Specific memories of the shop? Man, that was 16 years ago. But let’s see if I can cough up a few dusty recollections…
– Mike sold me my first Jon Spencer Blues Explosion CD (Now I Got Worry). He wasn’t convinced I’d like it, but he let me play it on the headphones, and I took it home. I am a lifelong fan of those guys now. If I don’t have everything they did, I have most of it. And it’s all awesome.
– I sold off all my Zeppelin albums one time. I just never played them, was probably listening to punk at the time and found them bloated, and I also probably needed the money. Mike was incredulous, tried quite hard to dissuade me. He eventually took them but still told me I was nuts. I probably was.
– One I definitely regret: I sold my Gits albums to Mike. I was in a different phase (probably jazz), and figured they were easy to replace. Ha! Have you any idea how many years I looked before getting most of those back again, when I realized my blunder? Remember, the internets were not then what they are now. And hey, I still need an old original CD copy of Frenching The Bully, too, so if anyone reading this has a good source, please leave a comment, thanks!
Statham selling his stuff
– I bought the Jewel record (the one with Hands on it) off Mike one time, when it was a new release. I think I just had that song in my head. Mike was sure I’d lost my mind. He told me he wouldn’t take it back in trade from me until at least one week had passed. Trust me, one week and one day, I took it back. He was right.
– I remember picking up the Black Crowes Sho’ Nuff box set for Mike, as I was going to Toronto anyway (and getting one for myself). No worries there, mate.

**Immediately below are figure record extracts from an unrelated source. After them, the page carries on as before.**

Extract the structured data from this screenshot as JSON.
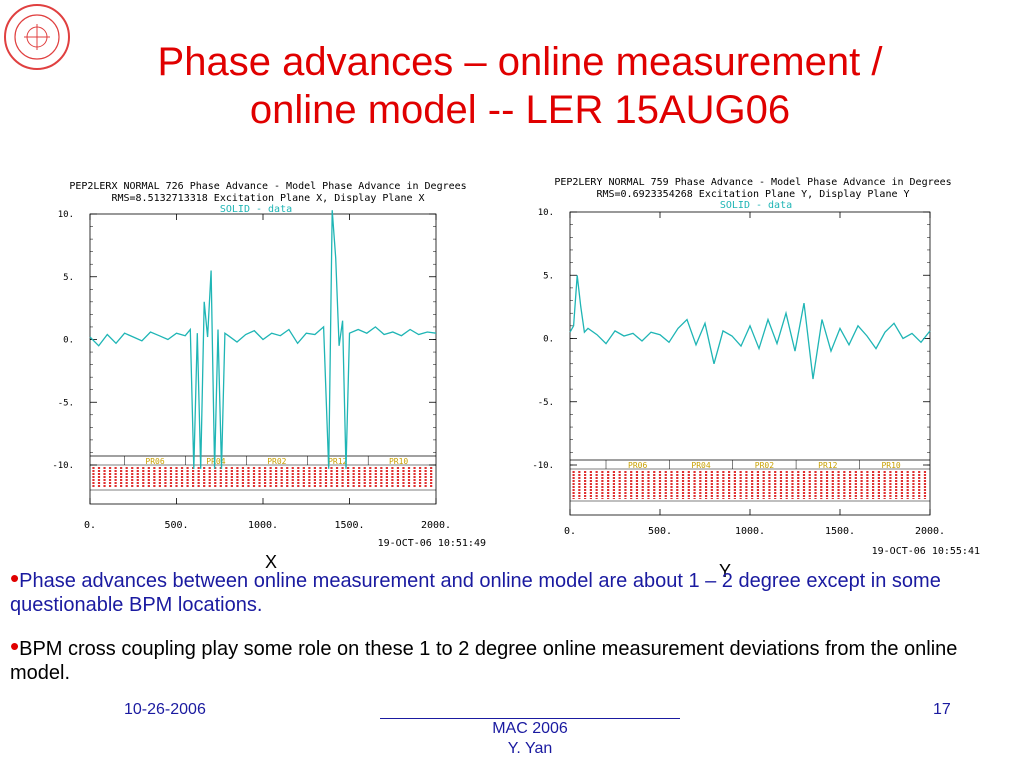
{
  "slide": {
    "title_line1": "Phase advances – online measurement /",
    "title_line2": "online model -- LER 15AUG06",
    "logo": "slac-seal-icon",
    "label_x": "X",
    "label_y": "Y",
    "bullets": [
      "Phase advances between online measurement and online model are about 1 – 2 degree except in some questionable BPM locations.",
      "BPM cross coupling play some role on these 1 to 2 degree online measurement deviations from the online model."
    ],
    "footer": {
      "date": "10-26-2006",
      "conference": "MAC 2006",
      "author": "Y. Yan",
      "page": "17"
    },
    "colors": {
      "title": "#e00000",
      "bullet_text": "#1a1aa0",
      "trace": "#1fb5b5",
      "region_label": "#c8a000",
      "bpm_names": "#e03030"
    }
  },
  "chart_data": [
    {
      "type": "line",
      "title_line1": "PEP2LERX NORMAL  726 Phase Advance - Model Phase Advance in Degrees",
      "title_line2": "RMS=8.5132713318 Excitation Plane X, Display Plane X",
      "legend": "SOLID  - data",
      "timestamp": "19-OCT-06 10:51:49",
      "xlim": [
        0,
        2000
      ],
      "ylim": [
        -10,
        10
      ],
      "x_ticks": [
        "0.",
        "500.",
        "1000.",
        "1500.",
        "2000."
      ],
      "y_ticks": [
        "10.",
        "5.",
        "0.",
        "-5.",
        "-10."
      ],
      "regions": [
        "PR06",
        "PR04",
        "PR02",
        "PR12",
        "PR10"
      ],
      "series": [
        {
          "x": [
            0,
            50,
            100,
            150,
            200,
            250,
            300,
            350,
            400,
            450,
            500,
            550,
            580,
            600,
            620,
            640,
            660,
            680,
            700,
            720,
            740,
            760,
            780,
            800,
            850,
            900,
            950,
            1000,
            1050,
            1100,
            1150,
            1200,
            1250,
            1300,
            1350,
            1380,
            1400,
            1420,
            1440,
            1460,
            1480,
            1500,
            1550,
            1600,
            1650,
            1700,
            1750,
            1800,
            1850,
            1900,
            1950,
            2000
          ],
          "y": [
            0.2,
            -0.5,
            0.4,
            -0.3,
            0.5,
            0.2,
            -0.1,
            0.6,
            0.3,
            0.0,
            0.5,
            0.3,
            0.8,
            -10.3,
            0.5,
            -10.3,
            3.0,
            0.2,
            5.5,
            -10.3,
            0.8,
            -10.3,
            0.5,
            0.3,
            -0.2,
            0.4,
            0.7,
            0.0,
            0.5,
            0.3,
            0.8,
            -0.3,
            0.5,
            0.4,
            1.0,
            -10.3,
            10.3,
            6.5,
            -0.5,
            1.5,
            -10.3,
            0.5,
            0.8,
            0.5,
            1.0,
            0.4,
            0.6,
            0.3,
            0.8,
            0.4,
            0.6,
            0.5
          ]
        }
      ]
    },
    {
      "type": "line",
      "title_line1": "PEP2LERY NORMAL  759 Phase Advance - Model Phase Advance in Degrees",
      "title_line2": "RMS=0.6923354268 Excitation Plane Y, Display Plane Y",
      "legend": "SOLID  - data",
      "timestamp": "19-OCT-06 10:55:41",
      "xlim": [
        0,
        2000
      ],
      "ylim": [
        -10,
        10
      ],
      "x_ticks": [
        "0.",
        "500.",
        "1000.",
        "1500.",
        "2000."
      ],
      "y_ticks": [
        "10.",
        "5.",
        "0.",
        "-5.",
        "-10."
      ],
      "regions": [
        "PR06",
        "PR04",
        "PR02",
        "PR12",
        "PR10"
      ],
      "series": [
        {
          "x": [
            0,
            20,
            40,
            60,
            80,
            100,
            150,
            200,
            250,
            300,
            350,
            400,
            450,
            500,
            550,
            600,
            650,
            700,
            750,
            800,
            850,
            900,
            950,
            1000,
            1050,
            1100,
            1150,
            1200,
            1250,
            1300,
            1350,
            1400,
            1450,
            1500,
            1550,
            1600,
            1650,
            1700,
            1750,
            1800,
            1850,
            1900,
            1950,
            2000
          ],
          "y": [
            0.5,
            1.0,
            5.0,
            2.5,
            0.5,
            0.8,
            0.3,
            -0.4,
            0.6,
            0.2,
            0.4,
            -0.2,
            0.5,
            0.3,
            -0.3,
            0.8,
            1.5,
            -0.5,
            1.2,
            -2.0,
            0.6,
            0.2,
            -0.6,
            1.0,
            -0.8,
            1.5,
            -0.4,
            2.0,
            -1.0,
            2.8,
            -3.2,
            1.5,
            -1.0,
            0.8,
            -0.5,
            1.0,
            0.2,
            -0.8,
            0.5,
            1.2,
            0.0,
            0.4,
            -0.3,
            0.6
          ]
        }
      ]
    }
  ]
}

– I even applied to work at Mike’s store one time, too. They had this test you had to do, to try to see how much you knew about music. I guess they were weeding out the wannabes. Hell, I listen to music and pay attention to it constantly, and half of the stuff they had on there, I had no idea. So I got playful. I developed a “File Under” system. Like, Carole King was File Under: Stuff Your Mom Likes. And for ones I didn’t know, I made something up based on the band name or album title. I really was just taking the piss. Apparently, the manager wanted to interview me based on my results, but I’d just gotten another job anyway. To this day, I wonder how my life would have been different if I’d gotten that job.
I’m sure there are other memories that will come to me, now that I’m thinking about it. Maybe enough for a second instalment, if Mike would have me back as a guest. You know, to this day I still own many of the CDs I bought off Mike. I’ve lugged these things halfway across the country and back. It’s a sign of respect, man. Hold on to the good ones – both the albums and the good guys that sold ’em to you. I always do.